Por: Camila Maia – MegaWhat 05/03/2026
Na petição, o instituto argumenta que as características operacionais dessas usinas são incompatíveis com o objetivo central do leilão, que é contratar potência flexível capaz de responder rapidamente às necessidades do sistema elétrico. O mecanismo foi desenhado justamente para lidar com um sistema com participação crescente de fontes intermitentes, como eólica e solar, que exigem recursos capazes de entrar e sair de operação com rapidez.
Inflexibilidade operativa do carvão e curtailment
Segundo a entidade, as térmicas a carvão têm limitações técnicas que dificultam esse tipo de operação. A ação afirma que esses empreendimentos possuem tempos de partida elevados e rampas lentas de acionamento, o que comprometeria sua capacidade de responder rapidamente aos picos de demanda do sistema.
De acordo com o instituto, o desenho operacional previsto no leilão permite parâmetros que, na prática, exigiriam longos períodos mínimos de operação dessas usinas. A petição cita que o tempo mínimo de permanência ligada pode chegar a 18 horas, enquanto as rampas de acionamento podem levar até cerca de oito horas.
Na avaliação da entidade, esse tipo de comportamento operacional poderia acabar agravando um dos principais desafios atuais da operação do sistema elétrico brasileiro, o aumento dos cortes de geração renovável.

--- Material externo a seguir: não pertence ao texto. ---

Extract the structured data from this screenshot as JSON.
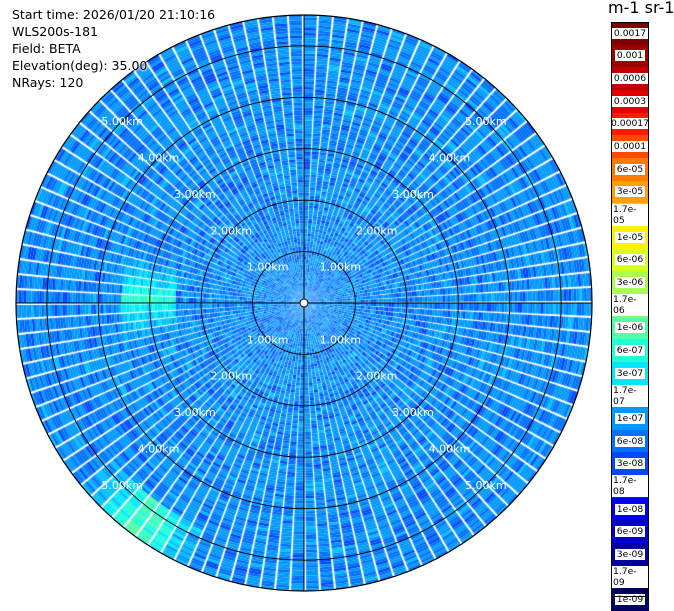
{
  "info": {
    "start_time": "Start time: 2026/01/20 21:10:16",
    "instrument": "WLS200s-181",
    "field": "Field: BETA",
    "elevation": "Elevation(deg): 35.00",
    "nrays": "NRays: 120"
  },
  "colorbar": {
    "unit_label": "m-1 sr-1",
    "labels": [
      "0.0017",
      "0.001",
      "0.0006",
      "0.0003",
      "0.00017",
      "0.0001",
      "6e-05",
      "3e-05",
      "1.7e-05",
      "1e-05",
      "6e-06",
      "3e-06",
      "1.7e-06",
      "1e-06",
      "6e-07",
      "3e-07",
      "1.7e-07",
      "1e-07",
      "6e-08",
      "3e-08",
      "1.7e-08",
      "1e-08",
      "6e-09",
      "3e-09",
      "1.7e-09",
      "1e-09"
    ],
    "colors": [
      "#7f0000",
      "#9c0000",
      "#c00000",
      "#e00000",
      "#ff1a00",
      "#ff4a00",
      "#ff7a00",
      "#ffa000",
      "#ffc800",
      "#fff000",
      "#d8ff20",
      "#a8ff50",
      "#80ff80",
      "#50ffa8",
      "#20ffd8",
      "#00e8ff",
      "#00c0ff",
      "#0098ff",
      "#0070ff",
      "#0048ff",
      "#0020ff",
      "#0000f0",
      "#0000c8",
      "#0000a0",
      "#000080",
      "#000060"
    ]
  },
  "chart_data": {
    "type": "heatmap",
    "projection": "polar PPI",
    "field": "BETA",
    "elevation_deg": 35.0,
    "nrays": 120,
    "range_ring_labels": [
      "1.00km",
      "2.00km",
      "3.00km",
      "4.00km",
      "5.00km"
    ],
    "range_rings_km": [
      1.0,
      2.0,
      3.0,
      4.0,
      5.0
    ],
    "max_range_km": 5.6,
    "dominant_value_range": [
      3e-08,
      1.7e-07
    ],
    "enhanced_regions": [
      {
        "azimuth_deg": 270,
        "range_km": [
          2.5,
          3.5
        ],
        "value": 1e-06
      },
      {
        "azimuth_deg": 215,
        "range_km": [
          4.8,
          5.6
        ],
        "value": 1.7e-06
      }
    ],
    "colorscale": "log",
    "value_min": 1e-09,
    "value_max": 0.0017
  }
}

O instituto sustenta que, uma vez acionadas para atender um pico de carga no início da noite, essas usinas poderiam continuar gerando até o fim da manhã do dia seguinte. Nesse cenário, a geração térmica avançaria sobre o período de maior produção solar, reduzindo o espaço para o despacho de energia renovável e ampliando o chamado curtailment.
Risco jurídico e ambiental
A ação também aponta que a presença dessas usinas no leilão pode trazer riscos jurídicos e econômicos ao setor elétrico. Segundo o Instituto Arayara, para se tornarem competitivas no certame, térmicas a carvão poderiam apresentar preços mais baixos nos lances iniciais e posteriormente questionar as condições econômicas dos contratos.
Outro ponto levantado na ação é o impacto ambiental associado à contratação dessas usinas. O instituto afirma que a geração a carvão apresenta emissões de gases de efeito estufa significativamente superiores às de outras tecnologias térmicas, como o gás natural, e que sua permanência em operação por períodos prolongados ampliaria o volume total de emissões do setor elétrico brasileiro.
A entidade também argumenta que a participação do carvão na matriz elétrica brasileira é relativamente pequena e não representa um elemento determinante para a segurança energética do país.
Potência do carvão no país hoje
Segundo dados citados na ação, o Brasil possui cerca de 3,3 GW de usinas a carvão em operação, o que corresponde a aproximadamente 1,3% da potência instalada do sistema elétrico nacional. Para o instituto, esse percentual indica que a exclusão dessa fonte do leilão não comprometeria a confiabilidade do suprimento.
O Instituto Arayara também menciona que três projetos a carvão foram cadastrados para participar do LRCap 2026, somando 1.440 MW de potência. Na avaliação da entidade, esse volume tem impacto limitado sobre a segurança energética do sistema, mas poderia gerar efeitos negativos do ponto de vista ambiental e operacional.
O leilão de reserva de capacidade de 2026 foi estruturado para contratar potência de usinas existentes e novas com o objetivo de reforçar a segurança de suprimento do sistema elétrico brasileiro. O mecanismo busca garantir a disponibilidade de recursos capazes de atender picos de demanda em um cenário de expansão acelerada das fontes renováveis intermitentes.
A inclusão de usinas a carvão no certame já havia sido alvo de críticas durante o processo de consulta pública conduzido pelo Ministério de Minas e Energia. Entidades do setor de renováveis, empresas e organizações da sociedade civil apontaram, à época, possíveis impactos ambientais, concorrenciais e operacionais associados à participação dessa fonte no leilão.